Addressing links between poverty, housing, water access and affordability in Detroit
In a new study of access to clean and affordable water in Detroit, University of Michigan researchers found that about 10% of the city’s population is “triple burdened,” meaning those residents face higher than average rates of poverty, housing cost burden and incomplete plumbing.
And in some Detroit neighborhoods, up to 10% of homes lack complete access to water, meaning they lack either hot and cold running water, a bathtub or shower, or a sink with a faucet, according to the study funded by U-M’s Poverty Solutions initiative.
“Ensuring water access and affordability for Detroit residents is critical,” said Sara Hughes, an environmental policy analyst at the School for Environment and Sustainability and lead author of the study. “Solving the water access and affordability challenge in Detroit requires engaging with the interactive consequences of an aging system, high levels of poverty and persistent housing challenges.”
Hughes and other researchers at SEAS and U-M’s Erb Institute analyzed census tracts and mapped the overlap between various factors that affect water affordability. They assessed ways current actions, while effective, fail to meet the scale needed for the city to link residents with clean, affordable water.
In their Poverty Solutions policy brief, the authors also propose strategies to address water security concerns in Detroit:
- Expand funding for residential plumbing repairs. As the federal government considers additional drinking water investments, resources should be available for repairs as well as direct bill assistance.
- Use city water data to identify target investments, reach customers with the greatest need and reduce barriers to access.
- Strengthen coordination between city departments. Greater coordination between the Detroit Water and Sewerage Department, Detroit Health Department, Detroit Housing and Revitalization Department and the city’s Office of Sustainability could help to identify synergistic and innovative strategies to prevent future systems from disrepair.
According to Hughes and her colleagues, Detroit’s median household income ($30,894) is just over half the median for statewide households ($57,144), and more than one-third of the city’s residents live below the poverty line. At the same time, 41% of the city’s residents face high housing costs—defined as exceeding 30% of household income—and this number is even higher for renters (53%).
On top of that, nearly half of the city’s residents pay more than 3% of their income for water, a common benchmark for water affordability. Water consumption per capita is much lower than the national average, yet Detroit residents still have higher water costs.
“The pandemic highlighted how important it is from a public health perspective that people have reliable access to clean water, for hand washing and other measures that are not possible if you don’t have running water or can’t afford your water bill,” Hughes said. “People were also losing wages, making it even tougher to keep up with water bills.”

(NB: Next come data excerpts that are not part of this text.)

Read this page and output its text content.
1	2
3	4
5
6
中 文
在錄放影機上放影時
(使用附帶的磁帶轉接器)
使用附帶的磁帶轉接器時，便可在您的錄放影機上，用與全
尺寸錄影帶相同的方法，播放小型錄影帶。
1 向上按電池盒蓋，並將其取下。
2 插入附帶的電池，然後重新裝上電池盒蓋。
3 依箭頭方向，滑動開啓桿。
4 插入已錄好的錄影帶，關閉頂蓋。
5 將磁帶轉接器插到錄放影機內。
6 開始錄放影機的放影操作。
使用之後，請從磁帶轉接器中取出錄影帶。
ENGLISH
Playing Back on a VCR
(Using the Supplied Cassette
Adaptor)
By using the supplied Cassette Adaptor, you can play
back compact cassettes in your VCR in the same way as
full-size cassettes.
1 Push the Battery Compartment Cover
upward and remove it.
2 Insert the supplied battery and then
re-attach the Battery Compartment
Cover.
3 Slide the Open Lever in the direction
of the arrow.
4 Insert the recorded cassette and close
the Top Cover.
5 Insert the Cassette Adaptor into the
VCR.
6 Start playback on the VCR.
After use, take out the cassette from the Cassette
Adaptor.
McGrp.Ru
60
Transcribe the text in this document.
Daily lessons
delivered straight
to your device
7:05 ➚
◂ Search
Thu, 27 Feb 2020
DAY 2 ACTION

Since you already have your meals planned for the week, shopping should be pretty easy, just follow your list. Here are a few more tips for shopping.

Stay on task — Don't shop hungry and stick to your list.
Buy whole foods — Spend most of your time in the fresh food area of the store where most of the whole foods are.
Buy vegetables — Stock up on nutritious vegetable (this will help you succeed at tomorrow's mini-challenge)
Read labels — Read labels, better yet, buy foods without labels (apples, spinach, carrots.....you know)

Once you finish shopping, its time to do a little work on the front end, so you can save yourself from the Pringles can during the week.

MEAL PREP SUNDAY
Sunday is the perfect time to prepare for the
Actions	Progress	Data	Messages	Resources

The majority of Detroit residents’ homes were built before 1950, and some low-income households are in some of the city’s oldest homes, according to the Poverty Solutions policy brief. These aging homes are more likely to need costly repairs that heighten the burden of high housing costs.
The report notes that although state and federal programs exist to assist with energy concerns for households, like the Low-Income Home Energy Assistance Program, similar programs do not exist for water concerns. Funds for water and sewage assistance for Michigan residents are reserved only for emergencies and have gone widely underused by the state.
For Detroit, programs like the Great Lakes Water Authority’s Water Residential Assistance Program assist customers in low-income areas with water bills and reduction of water consumption. WRAP offers conservation audits to households exceeding 120% of the city’s average water consumption, with a cap of $1,500 in repairs and maintenance costs.
However, insufficient funds have limited the number of homes WRAP has been able to assist, as well as the degree they are able to repair. The report found “nearly all (97%) of participating households needed additional plumbing repairs beyond those provided during the audit.” The total number of homes WRAP assisted in 2019 was 2,047, which is about half of the total number of households that lacked complete plumbing.
The policy brief shows that existing programs, while they provide improvements, fail to meet the amount of Detroit households in need of aid to make substantial repairs.
Although plumbing repairs will not eliminate the water affordability crisis in Detroit, they are an essential step toward providing clean and accessible water, according to the report’s authors.
The other authors of the Poverty Solutions policy brief are Kathryn Maloney, Anna Kaczmarek and Heather Newberry of the U-M School for Environment and Sustainability, and Elizabeth Wallace of U-M’s Erb Institute.